Early on, she explained, she developed an extreme relationship with environmental coherence. In her attempt not to pollute, she avoided any product containing plastic, even if it negatively impacted her well-being. She recalled periods in which she “spent days without properly drinking or eating” because she refused to buy packaged food, even when no healthy alternatives were available. Her behaviour was driven by a deep sense of environmental guilt and the idea that she “couldn’t fail the cause.”
The pressure resulted in exhaustion and temporary withdrawal from important projects whenever she felt overwhelmed. There were even times when she had to step away to avoid collapsing. “You’re going to have moments,” she said, “when you feel like you’re not enough…that nothing is going to change.” However, she learned to reinterpret those emotions and dismantle that internal narrative, calling it “a lie,” because “what we do does have an impact.” For her, every small change matters: when a family stops using foam, when a festival manages to raise awareness, when someone decides to consume more responsibly. Those actions, she explained, function as emotional anchors amid exhaustion.

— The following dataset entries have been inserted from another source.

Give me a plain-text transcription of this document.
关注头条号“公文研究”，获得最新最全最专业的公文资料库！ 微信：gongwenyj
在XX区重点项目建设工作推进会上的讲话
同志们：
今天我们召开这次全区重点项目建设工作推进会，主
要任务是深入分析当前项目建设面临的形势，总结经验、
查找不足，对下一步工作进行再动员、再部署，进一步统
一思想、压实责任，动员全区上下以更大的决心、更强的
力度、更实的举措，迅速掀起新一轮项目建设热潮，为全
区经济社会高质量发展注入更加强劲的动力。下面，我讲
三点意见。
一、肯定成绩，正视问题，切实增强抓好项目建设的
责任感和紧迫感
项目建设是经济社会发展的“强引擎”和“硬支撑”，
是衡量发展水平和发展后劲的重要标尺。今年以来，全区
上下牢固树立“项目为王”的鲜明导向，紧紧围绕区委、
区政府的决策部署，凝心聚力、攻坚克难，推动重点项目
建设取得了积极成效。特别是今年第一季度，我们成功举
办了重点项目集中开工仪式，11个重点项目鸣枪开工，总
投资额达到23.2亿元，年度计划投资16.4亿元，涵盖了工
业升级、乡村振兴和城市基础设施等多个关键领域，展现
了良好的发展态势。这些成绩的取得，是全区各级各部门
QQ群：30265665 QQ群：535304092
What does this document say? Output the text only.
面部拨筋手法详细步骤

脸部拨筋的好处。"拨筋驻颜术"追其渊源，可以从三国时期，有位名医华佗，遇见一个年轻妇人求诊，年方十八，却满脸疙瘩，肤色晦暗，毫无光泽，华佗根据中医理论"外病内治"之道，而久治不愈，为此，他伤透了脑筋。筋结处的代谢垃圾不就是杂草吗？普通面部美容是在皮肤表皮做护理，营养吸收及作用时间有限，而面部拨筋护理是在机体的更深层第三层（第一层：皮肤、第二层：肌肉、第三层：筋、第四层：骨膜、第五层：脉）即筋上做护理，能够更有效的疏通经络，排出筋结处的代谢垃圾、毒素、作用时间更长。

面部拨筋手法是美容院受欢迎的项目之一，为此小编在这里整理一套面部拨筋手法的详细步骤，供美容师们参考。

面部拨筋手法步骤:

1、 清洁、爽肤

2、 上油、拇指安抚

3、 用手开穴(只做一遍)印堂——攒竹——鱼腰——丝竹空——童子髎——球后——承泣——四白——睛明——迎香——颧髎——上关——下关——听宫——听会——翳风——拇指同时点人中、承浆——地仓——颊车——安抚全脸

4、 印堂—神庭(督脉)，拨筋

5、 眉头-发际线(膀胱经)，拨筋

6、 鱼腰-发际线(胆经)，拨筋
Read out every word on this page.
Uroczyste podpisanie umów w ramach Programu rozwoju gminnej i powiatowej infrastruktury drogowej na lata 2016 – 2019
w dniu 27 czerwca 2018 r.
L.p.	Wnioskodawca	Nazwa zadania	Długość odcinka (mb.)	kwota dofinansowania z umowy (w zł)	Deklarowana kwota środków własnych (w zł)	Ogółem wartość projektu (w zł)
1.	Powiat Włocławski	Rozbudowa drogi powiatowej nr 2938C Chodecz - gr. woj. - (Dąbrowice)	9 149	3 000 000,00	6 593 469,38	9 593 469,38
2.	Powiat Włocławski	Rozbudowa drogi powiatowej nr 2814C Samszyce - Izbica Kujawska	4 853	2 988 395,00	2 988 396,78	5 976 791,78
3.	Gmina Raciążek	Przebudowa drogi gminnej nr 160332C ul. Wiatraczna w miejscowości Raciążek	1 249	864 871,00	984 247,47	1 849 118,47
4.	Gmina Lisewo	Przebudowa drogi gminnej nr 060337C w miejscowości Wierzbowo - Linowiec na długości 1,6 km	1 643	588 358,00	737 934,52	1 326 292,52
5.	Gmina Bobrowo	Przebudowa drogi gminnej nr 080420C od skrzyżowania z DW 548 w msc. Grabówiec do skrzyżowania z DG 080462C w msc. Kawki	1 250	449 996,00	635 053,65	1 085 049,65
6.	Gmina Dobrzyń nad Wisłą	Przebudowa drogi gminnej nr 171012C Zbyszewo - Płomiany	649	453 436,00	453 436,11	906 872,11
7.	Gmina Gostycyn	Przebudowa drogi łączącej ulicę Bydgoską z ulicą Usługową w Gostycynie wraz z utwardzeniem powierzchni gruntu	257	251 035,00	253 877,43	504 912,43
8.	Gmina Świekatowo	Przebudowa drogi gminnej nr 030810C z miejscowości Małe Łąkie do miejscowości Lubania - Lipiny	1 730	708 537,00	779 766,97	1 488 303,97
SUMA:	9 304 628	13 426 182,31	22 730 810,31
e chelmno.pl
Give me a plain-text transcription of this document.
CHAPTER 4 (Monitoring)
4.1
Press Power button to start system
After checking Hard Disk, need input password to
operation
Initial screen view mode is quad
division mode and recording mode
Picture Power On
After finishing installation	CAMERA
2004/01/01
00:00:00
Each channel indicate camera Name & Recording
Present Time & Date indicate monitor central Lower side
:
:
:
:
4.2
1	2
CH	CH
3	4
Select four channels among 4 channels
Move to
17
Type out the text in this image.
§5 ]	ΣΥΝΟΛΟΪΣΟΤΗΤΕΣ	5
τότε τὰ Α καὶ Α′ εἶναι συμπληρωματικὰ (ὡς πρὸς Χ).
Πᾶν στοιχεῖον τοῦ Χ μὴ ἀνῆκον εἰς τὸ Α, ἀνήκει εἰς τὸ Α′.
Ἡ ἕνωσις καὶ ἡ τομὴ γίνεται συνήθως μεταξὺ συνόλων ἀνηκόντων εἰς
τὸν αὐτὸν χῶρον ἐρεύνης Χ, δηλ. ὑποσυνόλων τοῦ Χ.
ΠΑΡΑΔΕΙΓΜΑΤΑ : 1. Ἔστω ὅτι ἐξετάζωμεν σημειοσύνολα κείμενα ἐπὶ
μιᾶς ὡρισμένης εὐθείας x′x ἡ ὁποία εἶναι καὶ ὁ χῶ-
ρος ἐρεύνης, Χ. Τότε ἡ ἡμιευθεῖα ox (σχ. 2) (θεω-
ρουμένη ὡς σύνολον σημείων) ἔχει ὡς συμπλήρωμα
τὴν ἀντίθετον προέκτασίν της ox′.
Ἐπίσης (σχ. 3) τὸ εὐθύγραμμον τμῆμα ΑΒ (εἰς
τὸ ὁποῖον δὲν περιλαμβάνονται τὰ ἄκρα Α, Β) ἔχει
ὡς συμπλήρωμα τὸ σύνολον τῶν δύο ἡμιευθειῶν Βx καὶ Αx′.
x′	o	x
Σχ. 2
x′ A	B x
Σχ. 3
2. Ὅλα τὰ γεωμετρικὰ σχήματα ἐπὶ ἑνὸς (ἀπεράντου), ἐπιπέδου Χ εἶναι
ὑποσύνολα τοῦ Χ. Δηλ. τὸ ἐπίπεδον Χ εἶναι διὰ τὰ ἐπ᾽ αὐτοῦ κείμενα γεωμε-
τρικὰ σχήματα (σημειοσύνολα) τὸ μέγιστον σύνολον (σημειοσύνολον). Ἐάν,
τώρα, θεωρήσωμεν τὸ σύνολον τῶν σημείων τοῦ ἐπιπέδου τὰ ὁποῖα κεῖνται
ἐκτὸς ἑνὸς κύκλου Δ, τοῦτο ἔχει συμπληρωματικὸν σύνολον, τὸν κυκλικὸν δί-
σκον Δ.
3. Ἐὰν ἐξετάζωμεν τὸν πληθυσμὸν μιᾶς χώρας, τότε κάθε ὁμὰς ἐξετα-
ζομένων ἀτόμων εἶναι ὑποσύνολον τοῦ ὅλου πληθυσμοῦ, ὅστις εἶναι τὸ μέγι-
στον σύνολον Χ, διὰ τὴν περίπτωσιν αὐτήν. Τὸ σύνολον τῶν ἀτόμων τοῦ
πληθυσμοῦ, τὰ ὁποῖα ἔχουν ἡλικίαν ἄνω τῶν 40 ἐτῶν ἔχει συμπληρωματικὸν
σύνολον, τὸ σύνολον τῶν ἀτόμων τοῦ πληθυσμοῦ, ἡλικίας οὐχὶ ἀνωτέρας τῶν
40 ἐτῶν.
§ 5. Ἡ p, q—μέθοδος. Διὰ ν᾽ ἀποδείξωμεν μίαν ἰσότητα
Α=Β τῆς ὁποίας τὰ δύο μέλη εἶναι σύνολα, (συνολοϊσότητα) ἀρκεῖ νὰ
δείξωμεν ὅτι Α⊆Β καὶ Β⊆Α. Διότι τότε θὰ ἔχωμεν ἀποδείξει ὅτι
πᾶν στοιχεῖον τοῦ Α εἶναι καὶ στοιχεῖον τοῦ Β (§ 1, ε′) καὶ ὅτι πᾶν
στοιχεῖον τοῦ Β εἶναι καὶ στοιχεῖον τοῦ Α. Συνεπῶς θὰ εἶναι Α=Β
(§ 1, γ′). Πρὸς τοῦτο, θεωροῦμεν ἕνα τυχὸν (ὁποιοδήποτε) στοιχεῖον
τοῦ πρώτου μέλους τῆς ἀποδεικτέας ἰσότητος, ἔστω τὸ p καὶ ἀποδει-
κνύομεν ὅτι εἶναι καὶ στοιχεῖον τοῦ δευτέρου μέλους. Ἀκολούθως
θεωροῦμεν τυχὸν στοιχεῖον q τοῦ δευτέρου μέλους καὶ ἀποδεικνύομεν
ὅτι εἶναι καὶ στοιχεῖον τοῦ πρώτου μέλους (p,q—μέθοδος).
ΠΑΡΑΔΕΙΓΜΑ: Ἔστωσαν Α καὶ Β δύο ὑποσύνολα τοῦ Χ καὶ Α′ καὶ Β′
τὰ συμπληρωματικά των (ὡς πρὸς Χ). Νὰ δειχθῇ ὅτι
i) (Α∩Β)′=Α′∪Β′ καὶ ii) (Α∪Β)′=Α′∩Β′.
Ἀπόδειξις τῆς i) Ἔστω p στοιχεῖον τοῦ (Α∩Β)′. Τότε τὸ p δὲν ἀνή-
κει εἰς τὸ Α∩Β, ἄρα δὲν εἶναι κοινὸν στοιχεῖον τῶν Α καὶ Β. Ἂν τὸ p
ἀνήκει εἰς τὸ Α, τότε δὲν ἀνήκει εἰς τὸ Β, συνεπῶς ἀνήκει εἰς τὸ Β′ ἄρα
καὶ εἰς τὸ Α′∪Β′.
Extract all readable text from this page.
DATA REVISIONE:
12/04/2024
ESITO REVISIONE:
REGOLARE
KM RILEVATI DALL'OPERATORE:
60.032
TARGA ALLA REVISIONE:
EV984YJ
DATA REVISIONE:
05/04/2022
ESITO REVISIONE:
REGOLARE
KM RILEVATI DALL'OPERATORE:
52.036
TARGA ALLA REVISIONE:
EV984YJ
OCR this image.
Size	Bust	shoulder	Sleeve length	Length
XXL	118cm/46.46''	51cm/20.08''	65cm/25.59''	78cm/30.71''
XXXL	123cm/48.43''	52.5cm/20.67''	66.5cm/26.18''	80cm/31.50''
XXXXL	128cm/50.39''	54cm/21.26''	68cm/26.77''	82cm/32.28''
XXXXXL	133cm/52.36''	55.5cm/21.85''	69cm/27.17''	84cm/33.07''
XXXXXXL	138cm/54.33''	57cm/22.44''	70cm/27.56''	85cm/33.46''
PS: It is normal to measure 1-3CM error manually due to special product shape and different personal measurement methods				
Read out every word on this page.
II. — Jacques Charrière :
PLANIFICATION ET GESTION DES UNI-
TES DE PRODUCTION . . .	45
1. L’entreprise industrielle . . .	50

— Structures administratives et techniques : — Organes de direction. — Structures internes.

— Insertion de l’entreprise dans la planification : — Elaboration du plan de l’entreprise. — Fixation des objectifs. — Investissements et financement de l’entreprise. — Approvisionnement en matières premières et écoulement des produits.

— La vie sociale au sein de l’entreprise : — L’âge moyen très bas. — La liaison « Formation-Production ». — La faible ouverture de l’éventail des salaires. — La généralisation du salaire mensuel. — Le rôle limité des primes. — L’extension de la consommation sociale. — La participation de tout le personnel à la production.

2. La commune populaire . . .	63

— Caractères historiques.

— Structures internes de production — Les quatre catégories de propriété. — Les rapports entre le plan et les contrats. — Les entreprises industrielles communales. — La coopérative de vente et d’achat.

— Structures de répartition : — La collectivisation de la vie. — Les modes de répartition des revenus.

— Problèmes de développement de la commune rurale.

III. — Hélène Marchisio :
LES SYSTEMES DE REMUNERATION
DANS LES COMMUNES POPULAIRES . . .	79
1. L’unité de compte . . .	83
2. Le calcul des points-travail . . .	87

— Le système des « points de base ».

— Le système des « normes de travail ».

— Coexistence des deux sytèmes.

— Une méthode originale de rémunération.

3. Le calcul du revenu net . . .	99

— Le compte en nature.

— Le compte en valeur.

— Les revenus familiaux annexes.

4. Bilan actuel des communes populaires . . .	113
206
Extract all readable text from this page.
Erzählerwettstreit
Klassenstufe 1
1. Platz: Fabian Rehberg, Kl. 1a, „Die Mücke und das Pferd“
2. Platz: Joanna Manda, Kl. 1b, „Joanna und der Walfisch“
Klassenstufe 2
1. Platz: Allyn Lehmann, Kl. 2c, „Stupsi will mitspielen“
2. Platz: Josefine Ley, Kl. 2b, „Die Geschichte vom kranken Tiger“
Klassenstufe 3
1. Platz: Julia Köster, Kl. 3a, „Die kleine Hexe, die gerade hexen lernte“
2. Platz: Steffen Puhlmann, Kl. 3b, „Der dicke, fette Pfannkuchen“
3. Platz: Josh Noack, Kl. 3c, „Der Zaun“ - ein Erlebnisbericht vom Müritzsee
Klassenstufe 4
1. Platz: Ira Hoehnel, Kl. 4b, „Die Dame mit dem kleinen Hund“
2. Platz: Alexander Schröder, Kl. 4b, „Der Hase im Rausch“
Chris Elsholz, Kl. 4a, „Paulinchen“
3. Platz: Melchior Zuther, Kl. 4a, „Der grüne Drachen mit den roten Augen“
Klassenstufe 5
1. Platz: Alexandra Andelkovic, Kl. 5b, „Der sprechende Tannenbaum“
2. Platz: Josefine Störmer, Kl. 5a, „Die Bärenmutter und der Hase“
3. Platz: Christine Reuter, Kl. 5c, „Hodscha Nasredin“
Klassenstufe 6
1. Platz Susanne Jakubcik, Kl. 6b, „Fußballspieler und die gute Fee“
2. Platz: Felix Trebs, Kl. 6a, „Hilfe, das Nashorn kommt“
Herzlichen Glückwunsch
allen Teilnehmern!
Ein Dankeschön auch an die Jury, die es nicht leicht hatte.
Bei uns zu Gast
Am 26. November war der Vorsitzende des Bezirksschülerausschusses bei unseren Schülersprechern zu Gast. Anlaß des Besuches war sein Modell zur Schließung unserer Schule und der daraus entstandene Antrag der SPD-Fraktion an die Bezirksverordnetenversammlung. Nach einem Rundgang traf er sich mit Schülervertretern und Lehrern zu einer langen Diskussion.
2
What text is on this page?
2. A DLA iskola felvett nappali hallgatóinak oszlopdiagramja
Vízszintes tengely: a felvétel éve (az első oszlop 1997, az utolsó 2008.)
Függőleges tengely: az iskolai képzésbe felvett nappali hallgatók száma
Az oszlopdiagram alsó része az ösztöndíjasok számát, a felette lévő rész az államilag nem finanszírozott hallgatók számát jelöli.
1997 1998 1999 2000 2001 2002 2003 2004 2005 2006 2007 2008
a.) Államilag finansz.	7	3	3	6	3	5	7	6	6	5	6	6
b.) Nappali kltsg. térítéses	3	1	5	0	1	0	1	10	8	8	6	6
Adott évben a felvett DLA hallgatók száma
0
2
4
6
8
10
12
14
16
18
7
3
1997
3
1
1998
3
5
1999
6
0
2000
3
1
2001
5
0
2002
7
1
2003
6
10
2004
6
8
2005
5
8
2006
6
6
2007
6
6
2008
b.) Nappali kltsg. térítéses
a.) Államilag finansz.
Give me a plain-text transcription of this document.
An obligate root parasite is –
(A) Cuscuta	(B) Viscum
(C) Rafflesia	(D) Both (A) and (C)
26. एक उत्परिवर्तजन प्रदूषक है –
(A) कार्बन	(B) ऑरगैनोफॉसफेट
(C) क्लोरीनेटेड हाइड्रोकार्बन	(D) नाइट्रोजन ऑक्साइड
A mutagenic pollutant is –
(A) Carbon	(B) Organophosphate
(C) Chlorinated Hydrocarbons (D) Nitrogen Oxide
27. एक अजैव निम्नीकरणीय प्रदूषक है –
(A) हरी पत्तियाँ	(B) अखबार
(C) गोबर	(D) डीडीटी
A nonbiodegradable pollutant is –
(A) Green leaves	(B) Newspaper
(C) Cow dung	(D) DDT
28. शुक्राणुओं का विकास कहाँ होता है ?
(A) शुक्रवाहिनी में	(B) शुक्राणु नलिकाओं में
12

One of the most important lessons in her process was accepting the need for professional support. “Sometimes we try to cover the sun with one finger…but yes, the climate crisis can lead you to a psychologist,” she stated. To cope with the most difficult moments, she incorporated systematic self-care practices into her routine: periodic trips outside the city, direct contact with nature, playful group dynamics, and spaces for honest conversations with peers. “I try to leave at least once every 15 days to reconnect with nature,” she shared.
Admitting that, at first, she spoke about oceans without having had direct experiences in them, Araujo emphasised the importance of deeply understanding what one defends. Over time, she learned to dive and snorkel, which strengthened her emotional connection with the sea and transformed her way of communicating — she no longer spoke only from data, but from lived experience. This allowed her to communicate urgent environmental messages with greater honesty and sensitivity.
Regarding the balance between personal life and activism, Araujo finally came to understand that not everything had to be solved immediately, and that the sustainability of the work largely depended on protecting her physical and emotional health: “If I break down, I can’t help anyone either.” Her advice for young people interested in environmental activism included normalising psychological support and not romanticising extreme sacrifice or self-exploitation.
Psychologist Eddy Frank Vásquez Sánchez, who is also an activist, noted that the shared experience of these three young people reveals a common pattern: episodes of extreme exhaustion, guilt over resting, a persistent sense of inadequacy, pressure to remain coherent all the time, and personal sacrifices that left emotional scars.
However, it also reveals a collective transformation, once they learned that caring for their mental health does not mean abandoning the struggle. Instead, it strengthens it from within. Resilience is built by weaving real support networks, asking for help without guilt, establishing boundaries, celebrating progress, accepting imperfection and knowing, above all, that it is possible to be an example, raise the Dominican flag in international spaces, and make your country proud in the fight for the preservation of its natural resources while still taking care of themselves — or, as Araujo puts it, “Joy is also resistance.”